Air Quality Slightly Improving Across Louisiana
The American Lung Association has just released their “State of the Air” report for 2018, and have found that the Pelican State has experienced improved air quality from last year. Cities experiencing the highest increase in air quality values include Alexandria, Houma, Thibodaux, Lafayette, Opelousas, Morgan City, Lake Charles, Jennings, Monroe, Ruston, Bastrop, New Orleans, Metairie, Hammond, Shreveport, and Bossier City. These cities were names among the cleanest cities for short-term particle pollution and experienced zero unhealthy air days.
When looking at long-term particle pollution though, the larger cities did not fare well. Baton Rouge saw increased levels of year-round particle pollution, and was tied 58th for most polluted city in the nation. New Orleans was also tied 66th most polluted city in the nation for year-round particle pollution.
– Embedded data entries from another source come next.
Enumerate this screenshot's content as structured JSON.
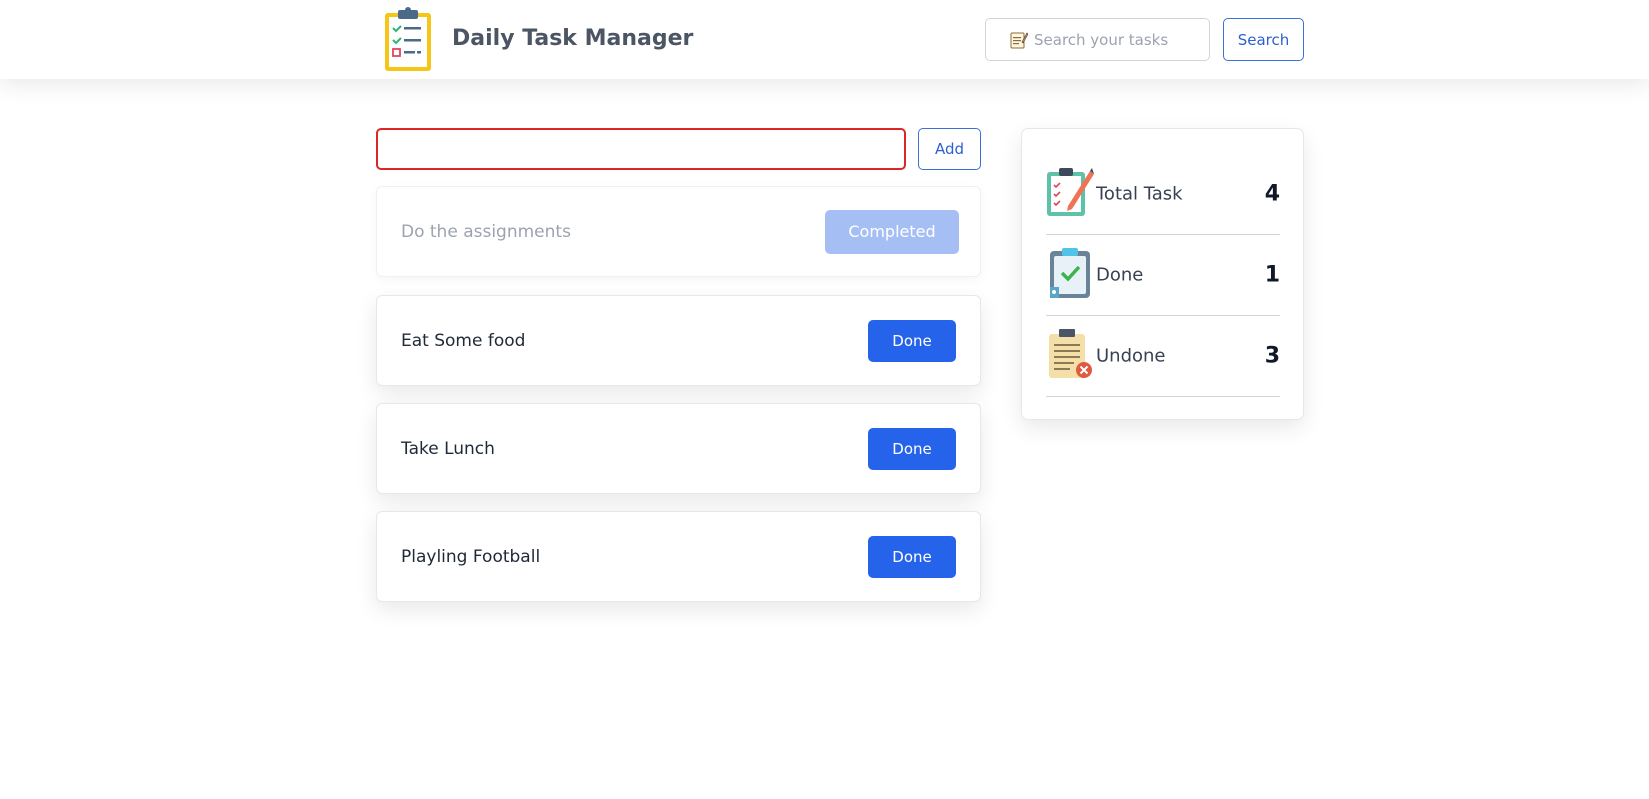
{
  "header": {
    "title": "Daily Task Manager",
    "search_placeholder": "Search your tasks",
    "search_value": "",
    "search_button": "Search"
  },
  "add_task": {
    "input_value": "",
    "add_button": "Add"
  },
  "tasks": [
    {
      "text": "Do the assignments",
      "status": "completed",
      "button": "Completed"
    },
    {
      "text": "Eat Some food",
      "status": "pending",
      "button": "Done"
    },
    {
      "text": "Take Lunch",
      "status": "pending",
      "button": "Done"
    },
    {
      "text": "Playling Football",
      "status": "pending",
      "button": "Done"
    }
  ],
  "stats": [
    {
      "label": "Total Task",
      "value": "4",
      "icon": "clipboard-pencil-icon"
    },
    {
      "label": "Done",
      "value": "1",
      "icon": "clipboard-check-icon"
    },
    {
      "label": "Undone",
      "value": "3",
      "icon": "clipboard-cross-icon"
    }
  ],
  "colors": {
    "primary": "#2563eb",
    "primary_light": "#a5bff5",
    "error_border": "#dc2626",
    "outline_blue": "#3b6fd9"
  }
}
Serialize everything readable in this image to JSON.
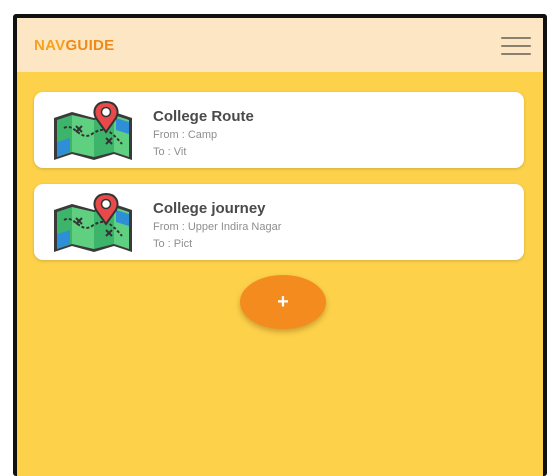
{
  "app": {
    "brand_part1": "NAV",
    "brand_part2": "GUIDE"
  },
  "routes": [
    {
      "title": "College Route",
      "from": "From : Camp",
      "to": "To : Vit",
      "icon": "map-icon"
    },
    {
      "title": "College journey",
      "from": "From : Upper Indira Nagar",
      "to": "To : Pict",
      "icon": "map-icon"
    }
  ],
  "fab": {
    "label": "+"
  },
  "colors": {
    "background": "#fdd24a",
    "appbar": "#fde6c4",
    "accent": "#f48b1f",
    "card": "#ffffff"
  }
}
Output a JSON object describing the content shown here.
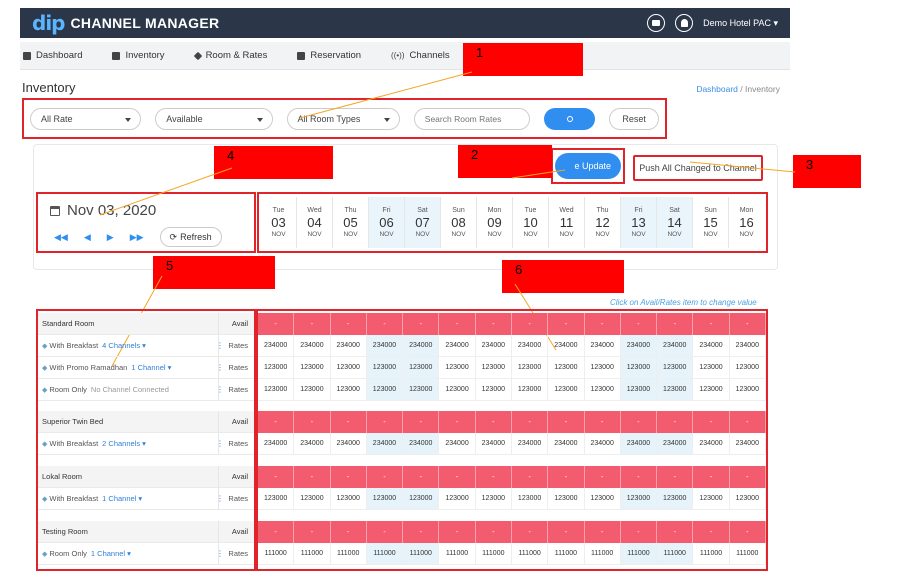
{
  "app": {
    "logo": "dip",
    "title": "CHANNEL MANAGER",
    "user": "Demo Hotel PAC ▾"
  },
  "nav": [
    {
      "label": "Dashboard",
      "icon": "grid-icon"
    },
    {
      "label": "Inventory",
      "icon": "calendar-icon"
    },
    {
      "label": "Room & Rates",
      "icon": "tag-icon"
    },
    {
      "label": "Reservation",
      "icon": "clipboard-icon"
    },
    {
      "label": "Channels",
      "icon": "signal-icon"
    }
  ],
  "page": {
    "title": "Inventory",
    "breadcrumb_link": "Dashboard",
    "breadcrumb_sep": "/",
    "breadcrumb_current": "Inventory"
  },
  "filters": {
    "rate": "All Rate",
    "availability": "Available",
    "room_types": "All Room Types",
    "search_placeholder": "Search Room Rates",
    "reset": "Reset"
  },
  "actions": {
    "update": "e Update",
    "push": "Push All Changed to Channel"
  },
  "date": {
    "current": "Nov 03, 2020",
    "refresh": "Refresh"
  },
  "days": [
    {
      "dn": "Tue",
      "dd": "03",
      "dm": "NOV",
      "weekend": false
    },
    {
      "dn": "Wed",
      "dd": "04",
      "dm": "NOV",
      "weekend": false
    },
    {
      "dn": "Thu",
      "dd": "05",
      "dm": "NOV",
      "weekend": false
    },
    {
      "dn": "Fri",
      "dd": "06",
      "dm": "NOV",
      "weekend": true
    },
    {
      "dn": "Sat",
      "dd": "07",
      "dm": "NOV",
      "weekend": true
    },
    {
      "dn": "Sun",
      "dd": "08",
      "dm": "NOV",
      "weekend": false
    },
    {
      "dn": "Mon",
      "dd": "09",
      "dm": "NOV",
      "weekend": false
    },
    {
      "dn": "Tue",
      "dd": "10",
      "dm": "NOV",
      "weekend": false
    },
    {
      "dn": "Wed",
      "dd": "11",
      "dm": "NOV",
      "weekend": false
    },
    {
      "dn": "Thu",
      "dd": "12",
      "dm": "NOV",
      "weekend": false
    },
    {
      "dn": "Fri",
      "dd": "13",
      "dm": "NOV",
      "weekend": true
    },
    {
      "dn": "Sat",
      "dd": "14",
      "dm": "NOV",
      "weekend": true
    },
    {
      "dn": "Sun",
      "dd": "15",
      "dm": "NOV",
      "weekend": false
    },
    {
      "dn": "Mon",
      "dd": "16",
      "dm": "NOV",
      "weekend": false
    }
  ],
  "hint": "Click on Avail/Rates item to change value",
  "avail_value": "-",
  "rows": [
    {
      "type": "room",
      "name": "Standard Room",
      "kind": "Avail"
    },
    {
      "type": "rate",
      "name": "With Breakfast",
      "channel": "4 Channels ▾",
      "kind": "Rates",
      "value": "234000"
    },
    {
      "type": "rate",
      "name": "With Promo Ramadhan",
      "channel": "1 Channel ▾",
      "kind": "Rates",
      "value": "123000"
    },
    {
      "type": "rate",
      "name": "Room Only",
      "nochannel": "No Channel Connected",
      "kind": "Rates",
      "value": "123000"
    },
    {
      "type": "room",
      "name": "Superior Twin Bed",
      "kind": "Avail"
    },
    {
      "type": "rate",
      "name": "With Breakfast",
      "channel": "2 Channels ▾",
      "kind": "Rates",
      "value": "234000"
    },
    {
      "type": "room",
      "name": "Lokal Room",
      "kind": "Avail"
    },
    {
      "type": "rate",
      "name": "With Breakfast",
      "channel": "1 Channel ▾",
      "kind": "Rates",
      "value": "123000"
    },
    {
      "type": "room",
      "name": "Testing Room",
      "kind": "Avail"
    },
    {
      "type": "rate",
      "name": "Room Only",
      "channel": "1 Channel ▾",
      "kind": "Rates",
      "value": "111000"
    }
  ],
  "callouts": [
    "1",
    "2",
    "3",
    "4",
    "5",
    "6"
  ]
}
This ranking was determined by finding the daily concentration level of tiny solid and liquid particles, and averaging those numbers over the entire year.
Weather plays a key role in the distribution of pollutants across a region or city. If the atmosphere for a given day is unstable, or that there is a lot of lift, than the pollutants will escape straight up into the atmosphere and have limited impact over the surrounding area. If the atmosphere is stable then the opposite is true, and the pollutants will stay at a much lower elevation and closer to the ground surface. Wind speed and direction are also key in determining the efficiency of pollution transport and concentration. As wind speeds increase, the pollutant is dispersed over a larger area, impacting more of the surrounding area, but through that process the pollutant concentration decreases.
Each year the ALA provides the “State of the Air” as a sort of report card on the two most widespread outdoor air pollutants, ozone pollution (smog) and particle pollution (soot). These are measured in two ways: average annual particle pollution levels and short-term spikes in particle pollution. Obviously, all pollution can be harmful for public health, but the short-term spikes and quick changes in pollution within 24 hours can have more acute effects such as lung cancer, asthma attacks, cardiovascular damage, developmental and reproductive harm, and even premature death.
As a whole, Louisiana did fairly well in ozone pollution, effectively undergoing fewer unhealthy days compared with the 2017 report. Nationwide, the best progress from the 2017 report came in reducing year-round levels of particle pollution. Unfortunately, this year’s report found Louisiana having levels that were slightly higher than the previous year.